On 22 May 2025, the Prudential Regulation Authority (PRA) published a consultation paper, CP12/25 on its Pillar 2A review – Phase 1.

Background

Pillar 2A capital requirements are set for firms to address risks not already, or not sufficiently, captured by Pillar 1. The PRA previously committed to review and update Pillar 2A by first addressing the consequential impacts of Basel 3.1 Pillar 1 changes on Pillar 2 in an off-cycle review of firm-specific requirements. It said that this would be followed by a review of the Pillar 2A methodologies after the PRA’s rules to implement the Basel 3.1 standards have been finalised.  

Proposals

CP12/25 sets out the PRA’s proposed updates to the Pillar 2A methodologies and guidance, as the first phase of its two-stage review.
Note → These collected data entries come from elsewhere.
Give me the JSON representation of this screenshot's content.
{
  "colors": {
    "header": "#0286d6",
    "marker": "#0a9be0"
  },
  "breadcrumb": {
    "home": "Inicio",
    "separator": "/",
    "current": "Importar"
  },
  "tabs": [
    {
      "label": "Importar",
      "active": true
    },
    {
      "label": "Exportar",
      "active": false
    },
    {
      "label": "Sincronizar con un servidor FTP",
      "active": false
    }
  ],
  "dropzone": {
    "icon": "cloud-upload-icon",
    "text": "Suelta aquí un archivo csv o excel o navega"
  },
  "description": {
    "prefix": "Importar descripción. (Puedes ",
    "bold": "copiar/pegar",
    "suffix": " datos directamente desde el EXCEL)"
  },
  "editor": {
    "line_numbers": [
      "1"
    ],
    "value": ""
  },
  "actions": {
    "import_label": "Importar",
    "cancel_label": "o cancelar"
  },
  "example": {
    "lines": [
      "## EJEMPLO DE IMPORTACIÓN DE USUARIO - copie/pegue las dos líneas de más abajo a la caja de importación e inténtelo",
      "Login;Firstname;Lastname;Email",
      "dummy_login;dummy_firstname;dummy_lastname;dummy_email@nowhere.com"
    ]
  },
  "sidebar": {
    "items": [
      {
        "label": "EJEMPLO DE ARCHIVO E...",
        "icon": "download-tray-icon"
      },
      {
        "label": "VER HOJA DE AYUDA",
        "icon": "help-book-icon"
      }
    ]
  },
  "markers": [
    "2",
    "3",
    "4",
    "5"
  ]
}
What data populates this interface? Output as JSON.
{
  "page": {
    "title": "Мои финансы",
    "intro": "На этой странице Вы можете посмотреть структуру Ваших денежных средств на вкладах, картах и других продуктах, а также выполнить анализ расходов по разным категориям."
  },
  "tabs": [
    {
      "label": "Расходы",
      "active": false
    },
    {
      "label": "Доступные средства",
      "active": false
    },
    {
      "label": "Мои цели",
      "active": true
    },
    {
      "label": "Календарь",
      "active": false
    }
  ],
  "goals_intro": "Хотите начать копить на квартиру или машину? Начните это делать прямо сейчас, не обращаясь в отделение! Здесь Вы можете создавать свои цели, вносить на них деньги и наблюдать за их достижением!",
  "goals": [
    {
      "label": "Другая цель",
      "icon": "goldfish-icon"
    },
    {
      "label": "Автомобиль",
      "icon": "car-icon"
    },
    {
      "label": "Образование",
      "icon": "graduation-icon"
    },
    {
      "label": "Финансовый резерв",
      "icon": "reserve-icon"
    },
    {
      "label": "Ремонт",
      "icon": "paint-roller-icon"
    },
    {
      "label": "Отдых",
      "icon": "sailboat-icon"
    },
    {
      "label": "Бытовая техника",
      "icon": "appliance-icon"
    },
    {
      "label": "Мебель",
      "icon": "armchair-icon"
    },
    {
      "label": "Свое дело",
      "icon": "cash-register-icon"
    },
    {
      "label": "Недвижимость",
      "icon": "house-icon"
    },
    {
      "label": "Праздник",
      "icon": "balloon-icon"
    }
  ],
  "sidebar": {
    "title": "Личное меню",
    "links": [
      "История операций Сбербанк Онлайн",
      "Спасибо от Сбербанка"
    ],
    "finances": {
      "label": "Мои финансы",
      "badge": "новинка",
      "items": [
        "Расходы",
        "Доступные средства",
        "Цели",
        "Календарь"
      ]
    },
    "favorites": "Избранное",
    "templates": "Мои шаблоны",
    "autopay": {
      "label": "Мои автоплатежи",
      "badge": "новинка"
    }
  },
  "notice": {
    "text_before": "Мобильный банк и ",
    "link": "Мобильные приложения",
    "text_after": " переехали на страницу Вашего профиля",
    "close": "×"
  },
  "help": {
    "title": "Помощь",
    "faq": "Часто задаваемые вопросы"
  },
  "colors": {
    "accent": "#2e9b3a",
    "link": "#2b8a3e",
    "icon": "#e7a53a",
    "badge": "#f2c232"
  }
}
Specifically, it outlines proposals relating to credit risk, operational risk, pension obligation risk, and market risk and counterparty credit risk, which are intended to:

  • Address the consequential impacts of the near-final PRA rules that would implement the Basel 3.1 standards.
  • Improve information, guidance and transparency for firms, including about the methodologies used by the PRA to inform the setting of Pillar 2A capital.
  • Make certain changes to improve the proportionality of regulation, including proposals intended to reduce the reporting burden.

Next steps

The deadline for responses to CP12/25 is 5 September 2025.

After this first phase has been completed, the PRA plans to conduct a more in-depth review of individual methodologies within Pillar 2A, on which it will publish a further consultation setting out its proposals.